Like any true friend, Dengo told the U.S. what he thought, not what we wanted to hear, particularly useful when, as Oscar Arias’ vice president, Dengo supported President Arias and his foreign minister, Rodrigo Madrigal, in their dramatic effort to push the Central American peace process over the opposition of the Iran-Contra crazies in the second Reagan administration. Those were tough days for Costa Rica and I am certain that Arias, who plainly deserved his Nobel Prize, knew how fortunate he was to have Dengo handling a good portion of domestic affairs while Arias drove the negotiations to a successful conclusion and kept Costa Rica out of the cauldron of war. 

I recall walking with Jorge Manuel across cooling lava on what he and I called Costa Rica’s reverse-aid program, hosting American experts from the State of Oregon and the National Forest Service who had come to learn, after the Mt. Hood explosion, how Costa Rica had coped with the Irazú and Arenal eruptions, years apart. Later, he would help Paul Bell set up what became USAID’s regional office of Foreign Disaster Assistance in San José and was one of the first in Latin America to recognize that nations needed to deal with risk in advance – to mitigate risk by such measures as strengthening building codes or moving at-risk structures from flood zones.  
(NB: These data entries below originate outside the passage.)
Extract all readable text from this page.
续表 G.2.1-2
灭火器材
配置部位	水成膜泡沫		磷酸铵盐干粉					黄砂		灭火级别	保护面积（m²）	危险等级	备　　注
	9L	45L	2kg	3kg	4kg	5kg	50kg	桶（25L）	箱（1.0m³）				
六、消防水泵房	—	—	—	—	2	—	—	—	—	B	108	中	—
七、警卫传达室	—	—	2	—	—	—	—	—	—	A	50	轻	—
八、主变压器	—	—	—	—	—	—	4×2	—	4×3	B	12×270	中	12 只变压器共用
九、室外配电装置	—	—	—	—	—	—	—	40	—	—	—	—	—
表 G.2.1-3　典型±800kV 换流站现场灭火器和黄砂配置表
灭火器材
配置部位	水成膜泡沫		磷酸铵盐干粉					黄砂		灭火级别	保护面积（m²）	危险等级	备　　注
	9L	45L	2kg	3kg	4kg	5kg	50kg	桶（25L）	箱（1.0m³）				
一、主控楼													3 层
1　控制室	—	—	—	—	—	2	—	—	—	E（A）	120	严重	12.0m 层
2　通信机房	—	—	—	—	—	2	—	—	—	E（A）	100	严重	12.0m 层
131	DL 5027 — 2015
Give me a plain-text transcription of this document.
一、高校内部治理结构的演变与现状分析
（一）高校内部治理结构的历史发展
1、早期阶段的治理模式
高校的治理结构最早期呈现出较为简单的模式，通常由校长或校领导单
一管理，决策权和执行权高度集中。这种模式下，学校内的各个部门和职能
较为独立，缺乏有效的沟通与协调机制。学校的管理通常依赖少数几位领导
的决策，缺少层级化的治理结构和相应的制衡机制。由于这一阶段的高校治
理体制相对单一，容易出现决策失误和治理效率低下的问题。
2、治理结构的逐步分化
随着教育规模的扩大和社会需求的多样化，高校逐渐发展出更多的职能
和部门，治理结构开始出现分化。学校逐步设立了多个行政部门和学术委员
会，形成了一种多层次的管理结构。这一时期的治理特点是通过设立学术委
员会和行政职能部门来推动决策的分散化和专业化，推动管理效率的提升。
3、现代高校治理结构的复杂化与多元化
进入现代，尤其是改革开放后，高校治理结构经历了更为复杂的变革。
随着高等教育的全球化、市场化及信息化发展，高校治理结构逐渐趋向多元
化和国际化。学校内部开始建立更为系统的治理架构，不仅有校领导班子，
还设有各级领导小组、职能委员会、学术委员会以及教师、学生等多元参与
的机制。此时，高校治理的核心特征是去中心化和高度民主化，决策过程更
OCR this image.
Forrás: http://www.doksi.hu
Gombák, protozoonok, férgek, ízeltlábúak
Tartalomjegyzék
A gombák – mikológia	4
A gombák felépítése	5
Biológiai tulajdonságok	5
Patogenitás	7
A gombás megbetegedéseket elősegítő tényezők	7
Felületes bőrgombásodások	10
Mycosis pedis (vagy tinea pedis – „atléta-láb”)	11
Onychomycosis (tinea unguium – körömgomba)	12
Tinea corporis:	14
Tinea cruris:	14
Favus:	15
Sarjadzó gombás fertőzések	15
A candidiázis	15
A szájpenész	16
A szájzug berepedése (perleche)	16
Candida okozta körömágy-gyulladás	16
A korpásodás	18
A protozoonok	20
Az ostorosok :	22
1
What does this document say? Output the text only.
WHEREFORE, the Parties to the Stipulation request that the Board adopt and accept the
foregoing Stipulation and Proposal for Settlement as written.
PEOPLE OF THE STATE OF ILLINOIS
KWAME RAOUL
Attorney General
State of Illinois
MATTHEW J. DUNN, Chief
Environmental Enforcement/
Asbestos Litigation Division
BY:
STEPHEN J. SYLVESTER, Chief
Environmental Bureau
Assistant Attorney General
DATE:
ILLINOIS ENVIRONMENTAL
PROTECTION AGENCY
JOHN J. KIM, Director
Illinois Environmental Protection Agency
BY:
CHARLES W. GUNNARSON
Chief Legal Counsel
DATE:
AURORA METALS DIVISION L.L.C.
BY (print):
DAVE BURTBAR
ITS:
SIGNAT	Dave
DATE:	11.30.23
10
Through it all, Jorge Manuel remained a terrific human being, a great family man and a superb boss, a constant refrain among those who knew him. Long ago, I wrote in a cable prepping Washington for consultations with Costa Rica on how to structure the Caribbean Basin Initiative, that Dengo was “one of Latin America’s three nicest statesmen,” and I wasn’t sure who the other two were. Still true.

 Frank McNeil is a former U.S. Ambassador to Costa Rica in the Carter and Reagan administrations. McNeil’s friendship with Dengo began 30 years ago, when the newly inaugurated President Monge asked McNeil to drop by the president’s residence to meet one of his most important economic advisers.